Automatic extraction of pre-aspiration from voice segments using bi-directional RNN based method
It works as follows:
- The user provides wav files containing one (or more) obstruents, and corresponding Praat TextGrids containing some information about roughly where the pre-aspiration should be (e.g. time index within the preceding phoneme and time index within the obstruent).
- A classifier is used to find the pre-aspiration, for each coded obstruent, and output the boundaries of the pre-aspiration.
- The user can either use a pre-existing classifier, or (recommended) train a new one using a manually-labeled pre-aspirations from their own data.
The code to clone AutoPreaspiration is:
$ git clone https://github.com/Yanivs24/BiRNN_AutoPreaspiration.git
Alternatively, you can download the current version of AutoPreaspiration as a zip file, just press "Clone or download" -> "Download ZIP"
First, navigate to the project root directory.
In order to work with a new data, the wav files should be converted to 16kHz mono.
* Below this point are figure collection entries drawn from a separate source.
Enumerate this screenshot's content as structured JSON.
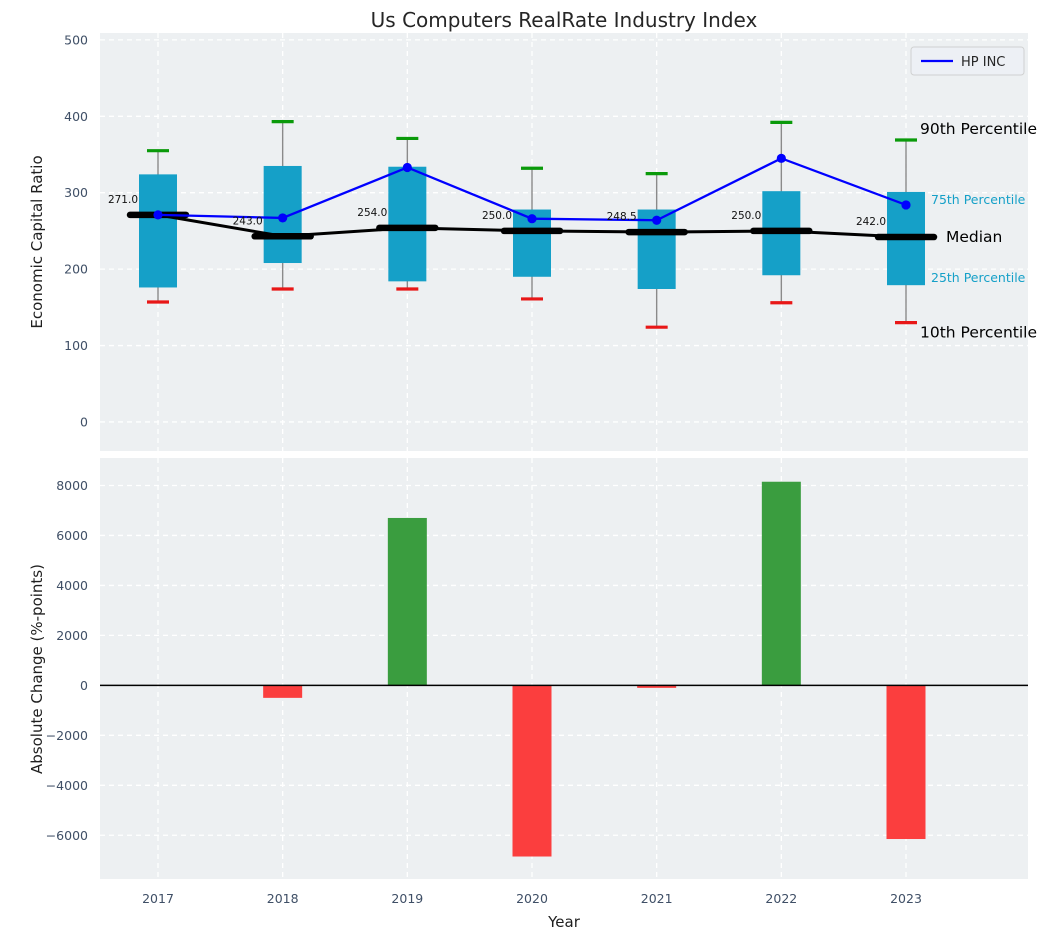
{
  "title": "Us Computers RealRate Industry Index",
  "legend": {
    "label": "HP INC",
    "color": "#0000ff"
  },
  "colors": {
    "axes_bg": "#edf0f2",
    "grid": "#ffffff",
    "box": "#15a0c8",
    "whisker": "#8a8a8a",
    "cap_top": "#0a9a0a",
    "cap_bottom": "#e81717",
    "median": "#000000",
    "hp_line": "#0000ff",
    "bar_pos": "#3a9d3f",
    "bar_neg": "#fb3e3e",
    "tick": "#3f4f66",
    "text": "#1f1f1f"
  },
  "right_labels": [
    {
      "text": "90th Percentile",
      "color": "#000000",
      "size": "large"
    },
    {
      "text": "75th Percentile",
      "color": "#15a0c8",
      "size": "small"
    },
    {
      "text": "Median",
      "color": "#000000",
      "size": "large"
    },
    {
      "text": "25th Percentile",
      "color": "#15a0c8",
      "size": "small"
    },
    {
      "text": "10th Percentile",
      "color": "#000000",
      "size": "large"
    }
  ],
  "chart_data": [
    {
      "type": "box-whisker-line",
      "title": "Us Computers RealRate Industry Index",
      "ylabel": "Economic Capital Ratio",
      "ylim": [
        -38,
        509
      ],
      "yticks": [
        0,
        100,
        200,
        300,
        400,
        500
      ],
      "grid": true,
      "legend_entries": [
        "HP INC"
      ],
      "legend_position": "upper right",
      "x": [
        2017,
        2018,
        2019,
        2020,
        2021,
        2022,
        2023
      ],
      "series": [
        {
          "name": "90th Percentile",
          "values": [
            355,
            393,
            371,
            332,
            325,
            392,
            369
          ]
        },
        {
          "name": "75th Percentile",
          "values": [
            324,
            335,
            334,
            278,
            278,
            302,
            301
          ]
        },
        {
          "name": "Median",
          "values": [
            271.0,
            243.0,
            254.0,
            250.0,
            248.5,
            250.0,
            242.0
          ]
        },
        {
          "name": "25th Percentile",
          "values": [
            176,
            208,
            184,
            190,
            174,
            192,
            179
          ]
        },
        {
          "name": "10th Percentile",
          "values": [
            157,
            174,
            174,
            161,
            124,
            156,
            130
          ]
        },
        {
          "name": "HP INC",
          "values": [
            271,
            267,
            333,
            266,
            264,
            345,
            284
          ]
        }
      ],
      "annotations": [
        "271.0",
        "243.0",
        "254.0",
        "250.0",
        "248.5",
        "250.0",
        "242.0"
      ]
    },
    {
      "type": "bar",
      "ylabel": "Absolute Change (%-points)",
      "xlabel": "Year",
      "ylim": [
        -7750,
        9100
      ],
      "yticks": [
        -6000,
        -4000,
        -2000,
        0,
        2000,
        4000,
        6000,
        8000
      ],
      "grid": true,
      "categories": [
        2017,
        2018,
        2019,
        2020,
        2021,
        2022,
        2023
      ],
      "values": [
        0,
        -500,
        6700,
        -6850,
        -100,
        8150,
        -6150
      ]
    }
  ]
}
This can be done by typing (A prerequisite for this script is installing SoX utility):
$ python scripts/format_wav_files.py DIRECTORY_PATH
When 'DIRECTORY_PATH' is the path of the directory containing the data (wav&TextGrids) This will place all the formatted wav files and the corresponding TextGrids in: DIRECTORY_PATH/formated
Now, the examples should be filtered using:
$ python scripts/filter_examples.py DIRECTORY_PATH/formated/
This script is responsible for two things:
- Deletes all the examples without a 'pre' mark in their last tier in the TextGrid file, or with 'pre' mark but without windows big enough for the algorithm.
- If the last tier containing 'pre', it changes its name to 'bell' for uniformity.
The bash scripits in the directory 'run/' wraps the logic of the project with a vey simple user interface.
To train a model using all the files (wav and corresponding TextGrid) in a directory type:
$ run/train_dir.sh DIRECTORY_PATH
For example:
$ run/train_dir.sh data/abe24_abe18_plosives/formated/
To decode all the examples in a directory using a pre-trained model type:
$ run/decode_dir.sh DIRECTORY_PATH
Note: This can be used only after training a model
To extract features from files in a directory, randomly splitting them into training set and test set use:
$ run/extract_features.sh DATA_PATH SIZE_OF_TRAIN_SET SIZE_OF_TEST_SET
SIZE_OF_TRAIN_SET is the number of examples to be used as a training set (type 'all' for all the examples in the directory)
SIZE_OF_TEST_SET is the number of examples to be used as a test set (type 'all' for all the examples in the directory)
Now, after extracting features, we can simply train a new model using the extracted training set:
$ run/train_after_fe.sh
And we can test the performance of the new model on the extracted test set using:
$ run/decode_after_fe.sh